Most local retailers have run the same mental calculation for years: more customers equals more revenue. So every euro of marketing budget points outward - toward new faces, new foot traffic, new clicks. Meanwhile, a completely different number sits untouched inside every transaction record: how often a customer who buys one thing also buys a second. That number is called your attach rate, and for the majority of independent retailers, it has never been calculated once. The business case for fixing that is not subtle. A customer who already has their wallet out costs you nothing extra to convert. Nudging them toward a second item is the cheapest revenue your business can generate - and right now, it is almost certainly leaking away silently, one single-item transaction at a time.
The Three Levers of Revenue (And Why Two of Them Are Being Ignored)

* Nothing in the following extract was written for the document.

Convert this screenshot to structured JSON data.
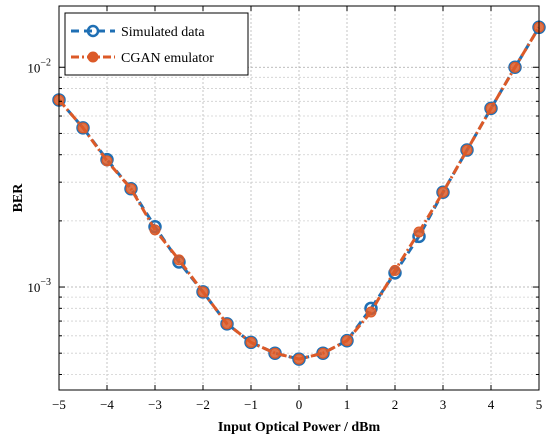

Revenue in any retail business is the product of three variables: how many customers you have, how often they visit, and how much they spend per visit. Almost every independent retailer invests time and money on the first lever - acquisition - and occasionally thinks about the second - retention. The third lever, basket size, rarely gets deliberate attention. That is a structural mistake. Increasing average order value by 15% across existing traffic is arithmetically equivalent to growing your customer base by 15% - with zero acquisition cost, zero new marketing spend, and no extra footfall required. The constraint is not opportunity; it is awareness. Most owners simply do not know which products are already drifting into the same basket, because they have never looked.
How to Find Your Hidden Product Pairings in Under an Hour
You do not need a data analyst or a complex dashboard to do this. What you need is access to your transaction-level history - most modern POS systems can export this as a spreadsheet - and about 45 minutes of focused attention. Here is the exact process, in order.
- Export 90 days of individual transaction records from your POS, with each line showing the specific items in each transaction, not just the total.
- Filter for transactions with two or more line items - these are your multi-item baskets, and they are where the attach pattern lives.
- Sort by your ten highest-volume individual products. For each one, scan which second item appears most frequently in the same transaction.
- Write down the top three pairings you find. You are looking for naturally recurring combinations the data has surfaced - not what you think should go together, but what already does.
- Calculate a rough attach rate: of all the transactions containing Product A, what percentage also include Product B? Even a 12% natural attach rate is a meaningful commercial signal.
- Flag any pairing where the attach rate is above 10% but there is no intentional display, suggestive-selling prompt, or bundle offer currently built around it. That gap is your opportunity.
The best product recommendation you will ever make is one your own data has already validated. You are not guessing - you are confirming a pattern that real customers are already showing you.
Turning a Data Pattern into a Selling Habit
Finding the pairing is step one. Building a simple, repeatable habit around it is where the revenue actually appears. The good news is that this does not require a new system, new staff training, or a complicated workflow. It requires three specific interventions, any one of which will move the number.
Three Interventions That Actually Change Basket Size
First, proximity merchandising: physically move the paired product next to its natural companion on the shelf or counter. Retail research consistently shows that co-location alone lifts attach rates without a single word being said by staff. Second, a point-of-sale prompt: a simple handwritten or printed card near the checkout reading 'Customers who buy X often pick up Y too' is low-effort and surprisingly effective at the moment of maximum purchase intent. Third, a bundled price: you do not need a discount to create a bundle - a named pairing with a clear combined price reduces the cognitive effort of the buying decision and subtly anchors the two-item spend as the standard choice. Start with one pairing, run it for four weeks, and measure whether your average transaction value shifts. The measurement is what turns a one-off experiment into a permanent system.
When Your Transaction Data Becomes Your Marketing Brief
The same product pairing you surface in your spreadsheet exercise does not have to stay inside your shop. It is also one of the sharpest possible briefs for a local marketing campaign - because it is grounded in real buying behaviour rather than intuition. A post built around 'these two things belong together' outperforms a generic product announcement because it reflects something true about how your customers already shop. For retailers connecting their POS data to a platform like Rulrr, those combinations move from a manual spreadsheet exercise into automated campaign briefs, with the pairing logic informing content and targeting directly. The data that lives in your transactions becomes the input for what goes out to your audience - which is a more honest starting point for marketing than most owners ever have access to.
The Number to Watch Going Forward
Once you have run this exercise once, the habit to build is simple: pull your average items-per-transaction figure monthly and track it alongside your average order value. Most independent retailers run an items-per-transaction figure somewhere between 1.3 and 1.8. Moving that number by 0.2 across a month of transactions is not a marginal improvement - at any reasonable ticket size, it compounds into thousands of euros of revenue generated with zero additional acquisition spend. Your transaction history has been recording this opportunity every single day you have been trading. The only thing that changes today is that you start reading it.